Auto-accept nodes

Use case

By default, Rudder forces an interactive action for accepting new nodes. This is done in complement to "Trust On First Use" (TOFU) cryptographic security scheme used for authentication of nodes.

Nonetheless, in numerous use cases, you need to automate node acceptation. Typically, your Rudder is part of a cloud environment where node provisioning is based on a fully automated self-service. In such an environment, you can’t have an human validating each new nodes before they start to be configured!

We will describe here an example showing how to add a server-side hook to auto-accept nodes when a new inventory comes.

Server-side hook on inventory events

Rudder allows to trigger script execution (hooks) on specific server side events. Three of these events are related to node inventory processing:

  • when a new inventory is received for a not-yet-accepted node. Hook scripts for that event are stored in directory /opt/rudder/etc/hooks.d/node-inventory-received-pending/;

  • when a new inventory is received for an already accepted node (and so, that inventory is an update). Hook scripts for that event are stored in directory /opt/rudder/etc/hooks.d/node-inventory-received-accepted/;

  • and finally when a new inventory was received but its processing by Rudder failed. Hook scripts for that event are stored in directory /opt/rudder/etc/hooks.d/node-inventory-received-failed/.

It’s the first of these cases that is of interest for reaching our goal.

Auto-acceptation hook

Rudder provides an example script to auto-accept node: /opt/rudder/etc/hooks.d/node-inventory-received-pending/auto-accept-nodes.example.

This file is just an example and should not be used directly in production. Nonetheless, it provides the main necessary steps and let space for tailored integration to your processes. The hook is fairly well documented, but still, let’s review these steps together.

Enable auto-accept hook

As explained in hooks documentation, Rudder only execute hooks that are executable and not named "example":

cd /opt/rudder/etc/hooks.d/node-inventory-received-pending/
cp auto-accept-nodes.example auto-accept-nodes
chmod +x auto-accept-nodes

Node acceptation condition: set-up

In our example, we only accept node if they have the corresponding property/value in their inventory. For that, we add the property accept:auto-accept thanks to a an inventory extension hook (yes, hooks everywhere!).
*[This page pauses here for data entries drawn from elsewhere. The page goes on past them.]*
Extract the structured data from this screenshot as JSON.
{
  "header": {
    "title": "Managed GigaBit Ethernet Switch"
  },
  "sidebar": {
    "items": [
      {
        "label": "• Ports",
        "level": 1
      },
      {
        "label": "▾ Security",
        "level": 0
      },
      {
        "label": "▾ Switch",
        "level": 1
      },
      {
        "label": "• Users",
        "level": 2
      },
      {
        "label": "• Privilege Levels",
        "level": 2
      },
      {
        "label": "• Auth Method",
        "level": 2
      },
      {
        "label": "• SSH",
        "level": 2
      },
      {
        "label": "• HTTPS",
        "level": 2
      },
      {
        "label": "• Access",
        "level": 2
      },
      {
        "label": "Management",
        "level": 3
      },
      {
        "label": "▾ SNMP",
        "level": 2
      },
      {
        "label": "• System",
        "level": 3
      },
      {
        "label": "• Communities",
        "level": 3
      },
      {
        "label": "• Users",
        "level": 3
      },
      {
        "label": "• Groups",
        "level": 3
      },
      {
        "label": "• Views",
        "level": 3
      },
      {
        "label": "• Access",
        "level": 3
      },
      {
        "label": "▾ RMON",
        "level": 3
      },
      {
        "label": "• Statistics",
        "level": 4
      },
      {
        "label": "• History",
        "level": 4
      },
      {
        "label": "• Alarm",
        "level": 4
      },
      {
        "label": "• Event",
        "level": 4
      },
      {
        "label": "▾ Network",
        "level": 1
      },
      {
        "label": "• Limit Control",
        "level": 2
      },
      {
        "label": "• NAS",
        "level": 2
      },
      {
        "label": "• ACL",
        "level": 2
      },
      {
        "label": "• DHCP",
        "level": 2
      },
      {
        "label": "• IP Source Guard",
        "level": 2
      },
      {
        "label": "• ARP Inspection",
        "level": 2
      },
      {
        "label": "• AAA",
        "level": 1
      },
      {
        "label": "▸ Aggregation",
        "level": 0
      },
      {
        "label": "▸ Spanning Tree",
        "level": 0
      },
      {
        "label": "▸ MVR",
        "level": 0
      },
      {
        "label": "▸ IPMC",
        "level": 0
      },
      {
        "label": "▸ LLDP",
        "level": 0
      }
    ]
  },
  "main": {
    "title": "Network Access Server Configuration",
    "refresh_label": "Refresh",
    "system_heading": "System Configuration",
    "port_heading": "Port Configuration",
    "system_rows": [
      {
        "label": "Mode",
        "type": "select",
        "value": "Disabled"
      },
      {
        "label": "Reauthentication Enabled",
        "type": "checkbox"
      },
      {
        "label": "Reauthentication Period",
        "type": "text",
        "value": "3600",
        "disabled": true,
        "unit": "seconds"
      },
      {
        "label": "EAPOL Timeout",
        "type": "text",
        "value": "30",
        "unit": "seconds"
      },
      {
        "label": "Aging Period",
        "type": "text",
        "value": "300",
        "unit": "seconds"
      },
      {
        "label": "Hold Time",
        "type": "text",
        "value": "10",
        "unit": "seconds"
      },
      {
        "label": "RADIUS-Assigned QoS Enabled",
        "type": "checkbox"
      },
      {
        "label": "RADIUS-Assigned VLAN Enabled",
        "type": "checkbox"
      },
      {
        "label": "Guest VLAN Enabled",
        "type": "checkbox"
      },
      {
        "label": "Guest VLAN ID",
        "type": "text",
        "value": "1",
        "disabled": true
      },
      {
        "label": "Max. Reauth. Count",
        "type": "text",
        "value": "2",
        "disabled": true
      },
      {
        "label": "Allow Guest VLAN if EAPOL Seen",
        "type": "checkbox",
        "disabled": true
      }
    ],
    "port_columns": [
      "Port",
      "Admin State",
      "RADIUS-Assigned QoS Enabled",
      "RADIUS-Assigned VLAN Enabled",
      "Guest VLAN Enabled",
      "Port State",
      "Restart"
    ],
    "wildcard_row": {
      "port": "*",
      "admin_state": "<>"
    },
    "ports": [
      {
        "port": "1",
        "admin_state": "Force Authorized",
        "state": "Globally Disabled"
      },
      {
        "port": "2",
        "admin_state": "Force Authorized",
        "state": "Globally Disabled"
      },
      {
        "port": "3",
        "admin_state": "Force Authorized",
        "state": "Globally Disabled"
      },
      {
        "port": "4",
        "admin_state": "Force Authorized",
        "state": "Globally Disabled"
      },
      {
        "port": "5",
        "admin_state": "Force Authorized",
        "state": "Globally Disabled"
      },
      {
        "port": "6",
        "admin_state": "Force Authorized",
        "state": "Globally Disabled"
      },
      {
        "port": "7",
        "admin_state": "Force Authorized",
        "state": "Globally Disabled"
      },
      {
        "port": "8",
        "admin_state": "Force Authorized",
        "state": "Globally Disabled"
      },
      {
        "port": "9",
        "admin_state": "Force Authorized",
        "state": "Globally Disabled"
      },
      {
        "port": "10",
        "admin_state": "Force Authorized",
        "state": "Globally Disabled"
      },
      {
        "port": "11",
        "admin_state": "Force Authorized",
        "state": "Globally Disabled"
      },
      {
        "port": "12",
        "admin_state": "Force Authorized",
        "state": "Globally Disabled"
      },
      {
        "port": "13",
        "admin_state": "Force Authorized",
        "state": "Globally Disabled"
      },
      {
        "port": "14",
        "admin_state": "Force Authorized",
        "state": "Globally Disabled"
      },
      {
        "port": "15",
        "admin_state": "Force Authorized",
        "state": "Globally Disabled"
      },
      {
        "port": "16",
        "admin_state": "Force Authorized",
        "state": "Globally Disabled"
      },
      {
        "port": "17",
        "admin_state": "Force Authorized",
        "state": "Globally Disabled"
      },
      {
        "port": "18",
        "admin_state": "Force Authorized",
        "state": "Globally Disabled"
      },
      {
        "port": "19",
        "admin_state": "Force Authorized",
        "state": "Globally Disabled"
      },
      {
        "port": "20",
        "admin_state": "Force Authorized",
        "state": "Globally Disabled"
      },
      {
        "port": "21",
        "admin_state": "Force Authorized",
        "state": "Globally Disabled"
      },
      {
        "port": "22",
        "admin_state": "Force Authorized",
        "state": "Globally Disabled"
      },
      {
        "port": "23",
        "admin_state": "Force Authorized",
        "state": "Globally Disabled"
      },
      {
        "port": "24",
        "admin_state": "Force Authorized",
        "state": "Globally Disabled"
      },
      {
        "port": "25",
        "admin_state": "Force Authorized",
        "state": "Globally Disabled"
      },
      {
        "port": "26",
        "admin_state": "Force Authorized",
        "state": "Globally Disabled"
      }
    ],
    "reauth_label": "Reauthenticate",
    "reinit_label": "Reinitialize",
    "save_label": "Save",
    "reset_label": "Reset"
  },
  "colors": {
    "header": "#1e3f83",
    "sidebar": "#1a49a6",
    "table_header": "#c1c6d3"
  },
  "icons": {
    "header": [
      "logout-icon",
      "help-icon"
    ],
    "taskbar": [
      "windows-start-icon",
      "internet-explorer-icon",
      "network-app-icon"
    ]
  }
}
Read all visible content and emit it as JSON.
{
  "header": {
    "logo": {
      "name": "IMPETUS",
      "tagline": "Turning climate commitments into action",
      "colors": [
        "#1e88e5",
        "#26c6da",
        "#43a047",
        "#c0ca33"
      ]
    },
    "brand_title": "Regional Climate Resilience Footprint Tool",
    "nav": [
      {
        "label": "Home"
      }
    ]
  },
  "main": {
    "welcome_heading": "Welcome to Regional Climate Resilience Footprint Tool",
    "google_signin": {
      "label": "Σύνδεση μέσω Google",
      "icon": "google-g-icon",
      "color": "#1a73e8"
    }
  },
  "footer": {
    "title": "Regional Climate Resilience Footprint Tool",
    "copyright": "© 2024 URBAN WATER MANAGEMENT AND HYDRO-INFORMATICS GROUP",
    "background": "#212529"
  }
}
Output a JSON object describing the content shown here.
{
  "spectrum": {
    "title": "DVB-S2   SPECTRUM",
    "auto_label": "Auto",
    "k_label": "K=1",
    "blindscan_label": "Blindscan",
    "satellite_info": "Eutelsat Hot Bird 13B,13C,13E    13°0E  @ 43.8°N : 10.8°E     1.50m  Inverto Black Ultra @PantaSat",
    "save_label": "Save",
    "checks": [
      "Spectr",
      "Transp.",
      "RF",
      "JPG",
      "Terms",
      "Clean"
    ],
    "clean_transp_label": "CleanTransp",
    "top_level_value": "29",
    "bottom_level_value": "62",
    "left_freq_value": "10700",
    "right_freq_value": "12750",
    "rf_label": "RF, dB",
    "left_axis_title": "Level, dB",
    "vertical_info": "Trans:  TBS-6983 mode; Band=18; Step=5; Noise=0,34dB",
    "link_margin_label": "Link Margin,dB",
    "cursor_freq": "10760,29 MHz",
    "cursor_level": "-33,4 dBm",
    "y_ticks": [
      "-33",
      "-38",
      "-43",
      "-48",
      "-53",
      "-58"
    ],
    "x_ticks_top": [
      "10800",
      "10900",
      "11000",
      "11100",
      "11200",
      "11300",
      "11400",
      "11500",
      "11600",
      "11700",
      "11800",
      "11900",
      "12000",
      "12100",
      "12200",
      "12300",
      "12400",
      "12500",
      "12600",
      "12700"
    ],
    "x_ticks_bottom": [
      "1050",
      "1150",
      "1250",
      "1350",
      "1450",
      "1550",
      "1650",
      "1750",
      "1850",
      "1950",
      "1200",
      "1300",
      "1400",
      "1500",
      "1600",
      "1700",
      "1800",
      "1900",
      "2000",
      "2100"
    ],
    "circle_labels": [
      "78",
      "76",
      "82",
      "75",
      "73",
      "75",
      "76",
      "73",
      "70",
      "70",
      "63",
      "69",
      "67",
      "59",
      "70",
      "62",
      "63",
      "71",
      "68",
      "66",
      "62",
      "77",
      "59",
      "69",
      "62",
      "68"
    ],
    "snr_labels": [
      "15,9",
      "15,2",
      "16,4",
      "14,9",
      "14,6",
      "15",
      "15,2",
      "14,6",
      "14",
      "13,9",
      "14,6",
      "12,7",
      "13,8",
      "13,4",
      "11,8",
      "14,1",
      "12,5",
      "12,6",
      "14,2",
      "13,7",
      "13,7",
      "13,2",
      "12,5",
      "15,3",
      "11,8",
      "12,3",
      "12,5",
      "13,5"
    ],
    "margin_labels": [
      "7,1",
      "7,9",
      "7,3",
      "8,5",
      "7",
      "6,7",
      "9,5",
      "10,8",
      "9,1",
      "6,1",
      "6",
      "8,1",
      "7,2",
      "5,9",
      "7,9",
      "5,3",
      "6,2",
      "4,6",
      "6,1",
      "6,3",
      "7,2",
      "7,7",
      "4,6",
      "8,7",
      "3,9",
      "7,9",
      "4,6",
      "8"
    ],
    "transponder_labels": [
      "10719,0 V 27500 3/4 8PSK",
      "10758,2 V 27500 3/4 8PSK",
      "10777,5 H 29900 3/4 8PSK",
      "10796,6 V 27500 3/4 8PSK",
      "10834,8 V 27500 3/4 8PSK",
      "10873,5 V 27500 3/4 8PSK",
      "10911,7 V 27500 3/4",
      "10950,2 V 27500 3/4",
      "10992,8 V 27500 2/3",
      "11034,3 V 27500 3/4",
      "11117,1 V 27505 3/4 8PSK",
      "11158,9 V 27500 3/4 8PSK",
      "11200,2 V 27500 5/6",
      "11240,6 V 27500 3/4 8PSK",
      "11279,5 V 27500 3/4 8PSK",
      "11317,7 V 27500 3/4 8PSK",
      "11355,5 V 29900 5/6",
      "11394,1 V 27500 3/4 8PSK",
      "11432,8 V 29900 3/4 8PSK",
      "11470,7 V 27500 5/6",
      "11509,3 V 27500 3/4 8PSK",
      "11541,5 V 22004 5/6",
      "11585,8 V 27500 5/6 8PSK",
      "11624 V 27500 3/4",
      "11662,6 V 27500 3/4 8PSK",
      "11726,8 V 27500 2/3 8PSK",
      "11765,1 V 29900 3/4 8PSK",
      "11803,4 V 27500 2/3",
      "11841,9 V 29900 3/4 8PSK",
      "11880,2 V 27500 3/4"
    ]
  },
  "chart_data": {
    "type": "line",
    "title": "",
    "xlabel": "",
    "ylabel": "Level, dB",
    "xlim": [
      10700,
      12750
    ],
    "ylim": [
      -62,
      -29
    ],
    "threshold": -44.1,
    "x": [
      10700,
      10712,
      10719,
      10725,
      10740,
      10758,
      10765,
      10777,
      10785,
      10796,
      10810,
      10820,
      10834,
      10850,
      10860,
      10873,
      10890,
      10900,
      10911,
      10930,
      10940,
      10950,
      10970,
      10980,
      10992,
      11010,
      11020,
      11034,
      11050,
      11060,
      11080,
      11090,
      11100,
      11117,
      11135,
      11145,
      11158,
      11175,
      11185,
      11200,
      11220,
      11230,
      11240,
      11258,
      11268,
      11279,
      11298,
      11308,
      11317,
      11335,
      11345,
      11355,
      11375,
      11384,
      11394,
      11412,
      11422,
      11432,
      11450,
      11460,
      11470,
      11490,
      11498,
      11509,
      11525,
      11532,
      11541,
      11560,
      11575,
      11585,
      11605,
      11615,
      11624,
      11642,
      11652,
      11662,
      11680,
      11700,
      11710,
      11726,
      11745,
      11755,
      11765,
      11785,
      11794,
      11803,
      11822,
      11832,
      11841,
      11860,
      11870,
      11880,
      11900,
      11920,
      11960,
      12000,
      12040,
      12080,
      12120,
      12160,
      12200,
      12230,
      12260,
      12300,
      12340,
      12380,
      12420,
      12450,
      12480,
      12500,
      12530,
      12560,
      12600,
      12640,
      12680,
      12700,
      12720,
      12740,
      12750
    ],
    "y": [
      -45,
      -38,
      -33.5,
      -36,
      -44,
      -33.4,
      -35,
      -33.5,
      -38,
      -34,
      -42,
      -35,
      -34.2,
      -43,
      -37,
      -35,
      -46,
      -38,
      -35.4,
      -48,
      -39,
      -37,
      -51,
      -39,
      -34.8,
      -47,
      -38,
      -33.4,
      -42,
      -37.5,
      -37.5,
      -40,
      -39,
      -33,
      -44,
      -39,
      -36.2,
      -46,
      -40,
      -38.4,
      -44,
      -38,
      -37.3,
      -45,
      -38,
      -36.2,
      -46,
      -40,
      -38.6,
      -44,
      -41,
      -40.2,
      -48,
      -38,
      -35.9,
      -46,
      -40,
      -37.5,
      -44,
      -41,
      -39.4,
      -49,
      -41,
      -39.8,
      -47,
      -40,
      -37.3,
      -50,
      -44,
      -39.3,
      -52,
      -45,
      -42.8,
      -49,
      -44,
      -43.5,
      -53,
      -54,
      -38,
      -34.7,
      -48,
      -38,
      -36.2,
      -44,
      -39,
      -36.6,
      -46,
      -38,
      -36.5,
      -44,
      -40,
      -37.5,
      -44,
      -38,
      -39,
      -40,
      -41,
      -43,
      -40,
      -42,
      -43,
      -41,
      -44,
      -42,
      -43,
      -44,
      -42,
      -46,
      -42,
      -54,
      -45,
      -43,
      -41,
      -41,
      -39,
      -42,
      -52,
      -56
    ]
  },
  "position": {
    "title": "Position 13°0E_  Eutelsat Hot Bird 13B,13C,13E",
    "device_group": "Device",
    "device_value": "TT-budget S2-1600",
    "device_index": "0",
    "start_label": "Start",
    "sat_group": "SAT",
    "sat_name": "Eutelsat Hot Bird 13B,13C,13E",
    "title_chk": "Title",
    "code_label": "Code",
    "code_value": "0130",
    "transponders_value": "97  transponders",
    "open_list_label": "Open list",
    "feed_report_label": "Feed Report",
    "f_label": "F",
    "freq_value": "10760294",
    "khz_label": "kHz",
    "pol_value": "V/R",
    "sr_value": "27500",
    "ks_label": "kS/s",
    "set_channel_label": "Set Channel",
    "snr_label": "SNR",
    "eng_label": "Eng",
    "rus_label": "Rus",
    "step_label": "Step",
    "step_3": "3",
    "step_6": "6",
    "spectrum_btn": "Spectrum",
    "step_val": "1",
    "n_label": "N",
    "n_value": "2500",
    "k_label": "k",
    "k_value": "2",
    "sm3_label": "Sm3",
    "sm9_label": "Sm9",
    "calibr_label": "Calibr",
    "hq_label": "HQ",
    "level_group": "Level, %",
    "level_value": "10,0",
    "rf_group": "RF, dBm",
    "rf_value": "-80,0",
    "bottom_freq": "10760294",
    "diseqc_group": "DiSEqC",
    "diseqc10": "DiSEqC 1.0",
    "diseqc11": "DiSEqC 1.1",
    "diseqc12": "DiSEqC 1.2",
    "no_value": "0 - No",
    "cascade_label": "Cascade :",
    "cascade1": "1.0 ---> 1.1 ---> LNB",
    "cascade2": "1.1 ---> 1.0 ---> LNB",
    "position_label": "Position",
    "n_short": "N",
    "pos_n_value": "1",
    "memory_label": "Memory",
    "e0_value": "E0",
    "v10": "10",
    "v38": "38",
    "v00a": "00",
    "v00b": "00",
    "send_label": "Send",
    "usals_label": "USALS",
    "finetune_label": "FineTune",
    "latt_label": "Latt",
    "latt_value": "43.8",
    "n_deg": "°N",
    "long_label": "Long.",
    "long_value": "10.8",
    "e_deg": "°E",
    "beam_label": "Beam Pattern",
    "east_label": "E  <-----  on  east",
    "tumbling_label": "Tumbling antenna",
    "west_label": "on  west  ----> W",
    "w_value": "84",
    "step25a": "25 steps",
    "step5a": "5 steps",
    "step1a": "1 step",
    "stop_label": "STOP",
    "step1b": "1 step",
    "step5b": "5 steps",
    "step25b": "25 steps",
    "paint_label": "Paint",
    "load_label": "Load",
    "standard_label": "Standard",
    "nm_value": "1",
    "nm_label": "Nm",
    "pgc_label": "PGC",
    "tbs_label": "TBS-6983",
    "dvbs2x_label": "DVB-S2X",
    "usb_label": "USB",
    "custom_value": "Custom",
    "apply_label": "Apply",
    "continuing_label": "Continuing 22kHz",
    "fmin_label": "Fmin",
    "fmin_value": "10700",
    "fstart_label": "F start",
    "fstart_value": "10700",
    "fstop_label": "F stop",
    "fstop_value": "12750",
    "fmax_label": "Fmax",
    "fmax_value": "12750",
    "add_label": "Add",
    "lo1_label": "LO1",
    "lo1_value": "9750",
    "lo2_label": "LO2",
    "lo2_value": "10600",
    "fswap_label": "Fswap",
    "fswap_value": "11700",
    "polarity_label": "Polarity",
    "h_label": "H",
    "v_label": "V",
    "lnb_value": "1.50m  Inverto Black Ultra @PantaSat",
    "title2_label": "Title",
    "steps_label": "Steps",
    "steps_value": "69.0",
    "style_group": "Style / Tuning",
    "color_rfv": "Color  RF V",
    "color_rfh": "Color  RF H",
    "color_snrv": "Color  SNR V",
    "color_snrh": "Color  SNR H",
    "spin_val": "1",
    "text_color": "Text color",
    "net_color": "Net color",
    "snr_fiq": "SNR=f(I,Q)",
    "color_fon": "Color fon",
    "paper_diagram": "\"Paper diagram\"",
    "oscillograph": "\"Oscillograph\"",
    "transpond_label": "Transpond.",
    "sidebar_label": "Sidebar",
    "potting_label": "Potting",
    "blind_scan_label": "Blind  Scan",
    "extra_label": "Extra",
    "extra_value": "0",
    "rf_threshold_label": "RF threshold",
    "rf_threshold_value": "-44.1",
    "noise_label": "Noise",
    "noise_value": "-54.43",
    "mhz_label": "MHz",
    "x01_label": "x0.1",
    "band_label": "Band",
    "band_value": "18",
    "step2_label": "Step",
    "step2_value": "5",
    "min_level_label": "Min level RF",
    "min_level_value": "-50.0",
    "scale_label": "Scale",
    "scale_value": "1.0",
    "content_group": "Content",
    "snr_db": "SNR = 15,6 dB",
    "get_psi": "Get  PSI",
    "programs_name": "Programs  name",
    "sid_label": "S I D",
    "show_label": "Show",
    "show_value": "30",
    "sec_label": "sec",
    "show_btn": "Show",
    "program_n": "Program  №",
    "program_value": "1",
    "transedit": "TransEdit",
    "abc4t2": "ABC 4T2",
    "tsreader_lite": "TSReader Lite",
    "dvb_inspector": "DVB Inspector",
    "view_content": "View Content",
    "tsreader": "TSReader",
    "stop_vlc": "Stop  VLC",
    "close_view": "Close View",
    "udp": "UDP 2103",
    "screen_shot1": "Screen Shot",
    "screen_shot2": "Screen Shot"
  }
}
Of course, that logic is trivial and not secure. You typically want to check with your CMDB or other reference base to now if the node is actually authorized to be accepted.

Getting more information about the node in hook

In the hook, by default you only have access to a sub-set of node information, like the node ID (${RUDDER_NODE_ID}), but properties are not part of that set. The hook shows how to query that missing piece of data and extract only the relevant value for property accept thanks to jq (provided as a dependency of Rudder):

MODE=$(curl -k -X GET -H "X-API-TOKEN: $(cat /var/rudder/run/api-token)" -H "Content-Type: application/json" \
  "https://localhost/rudder/api/latest/nodes/${RUDDER_NODE_ID}?include=minimal,properties" | \
  jq -r '.data.nodes[0].properties | map(select(.name = "accept"))[0].value')

Node acceptation condition: check

Now that we have everything we need, we can play our business logic to check if the node should be auto-accepted. In the example, it’s an if; likely yours will be a bit more complex!

Accept node

Now that we know that the node can be accepted, we are doing it via an API call

curl -f -k -X POST -H "X-API-TOKEN: $(cat /var/rudder/run/api-token)" \
  "https://localhost/rudder/api/latest/nodes/pending/${RUDDER_NODE_ID}" -d 'status=accepted'

And done! That node is now managed by Rudder.